November 24, 2009 / 2:13 PM / 9 years ago

UPDATE 2-George Weston results hurt by forex charge

* EPS C$0.56 vs year-earlier C$1.29

* Includes C$0.58 charge on foreign exchange

* Revenue drops 1 pct to C$9.78 bln

* Shares up 0.7 pct at C$59.50 (Adds background and analyst’s comments)

TORONTO, Nov 24 (Reuters) - North American food processor George Weston Ltd (WN.TO) said on Tuesday its quarterly profit dropped 52 percent, hurt by foreign exchange charges.

The company, which owns No. 1 Canadian supermarket chain Loblaw Co (L.TO), earned C$86 million ($81.3 million), or 56 Canadian cents a share, for its third quarter, down from C$180 million, or C$1.29 a share, for the same period a year earlier.

The Toronto-based company said the latest quarter included a charge of 58 Canadian cents a share related to unrealized foreign exchange losses on a portion of its U.S. denominated cash and short-term investments.

Excluding the items, the company earned C$1.03 a share.

Revenue for the quarter was C$9.78 billion, down 1 percent from C$9.89 billion in the year-before quarter.

Analysts on average were expecting earnings per share of 97 Canadian cents and revenue of C$9.90 billion, according to Thomson Reuters I/B/E/S.

“On the surface (the results) look very, very good,” said Robert Gibson, head of research at Octagon Capital. “It’s too bad there’s all this noise.”

The company’s shares, which have gained 7.3 percent since the start of the year largely on the back of the strong performance from Loblaw, were up 0.7 percent, at C$59.50.

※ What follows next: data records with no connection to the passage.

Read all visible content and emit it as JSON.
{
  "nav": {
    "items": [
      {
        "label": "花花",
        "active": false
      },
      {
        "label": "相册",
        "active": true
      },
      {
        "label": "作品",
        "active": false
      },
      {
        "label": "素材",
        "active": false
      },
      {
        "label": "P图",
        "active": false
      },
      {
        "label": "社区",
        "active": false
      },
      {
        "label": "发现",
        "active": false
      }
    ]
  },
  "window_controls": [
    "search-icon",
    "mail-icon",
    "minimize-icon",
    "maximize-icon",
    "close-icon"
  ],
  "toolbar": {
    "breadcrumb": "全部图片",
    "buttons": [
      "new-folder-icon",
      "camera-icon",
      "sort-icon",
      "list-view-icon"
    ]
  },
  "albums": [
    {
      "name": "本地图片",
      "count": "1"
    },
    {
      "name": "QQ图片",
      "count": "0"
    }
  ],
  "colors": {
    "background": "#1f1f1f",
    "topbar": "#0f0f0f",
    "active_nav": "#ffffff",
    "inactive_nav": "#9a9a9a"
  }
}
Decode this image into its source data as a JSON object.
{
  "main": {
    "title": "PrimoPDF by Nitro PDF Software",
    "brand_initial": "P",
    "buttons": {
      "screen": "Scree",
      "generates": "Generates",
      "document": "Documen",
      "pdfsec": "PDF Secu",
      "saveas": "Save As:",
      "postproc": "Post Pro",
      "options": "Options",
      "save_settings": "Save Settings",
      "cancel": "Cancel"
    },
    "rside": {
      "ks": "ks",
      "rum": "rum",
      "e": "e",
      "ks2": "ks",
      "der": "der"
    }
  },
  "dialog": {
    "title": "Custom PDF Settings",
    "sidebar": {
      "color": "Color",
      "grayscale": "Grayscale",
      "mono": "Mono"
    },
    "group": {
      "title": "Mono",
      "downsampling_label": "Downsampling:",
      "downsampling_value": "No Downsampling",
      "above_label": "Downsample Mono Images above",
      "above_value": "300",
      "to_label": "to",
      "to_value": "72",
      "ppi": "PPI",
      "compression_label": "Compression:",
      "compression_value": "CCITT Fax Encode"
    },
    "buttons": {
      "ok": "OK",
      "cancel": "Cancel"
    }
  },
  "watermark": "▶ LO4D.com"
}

But Gibson said the shares will remain under pressure until the company, which sits on a big war chest of funds from a number of divestitures over the past few years, outlines what it intends to do with the money.

The sale of both its Neilson Dairy division and its U.S. bakery division have boosted the company’s cash holdings to between C$3.5 billion and C$4.0 billion. When combined with Loblaw’s cash, the total rises to between C$5 billion and C$5.5 billion.

The company said on Tuesday that it is still assessing how it will spend that money.

Analysts have a long list of options for the company including taking Loblaw private, making grocery industry acquisitions in Western Canada, and paying a special dividend to shareholders.

“We’ve been waiting and waiting. I think the Street thought this was going to happen a lot sooner,” Gibson said. “You’ve got all this money. They are going to spend it on something, but the Street has no clue what they are going to spend it on.”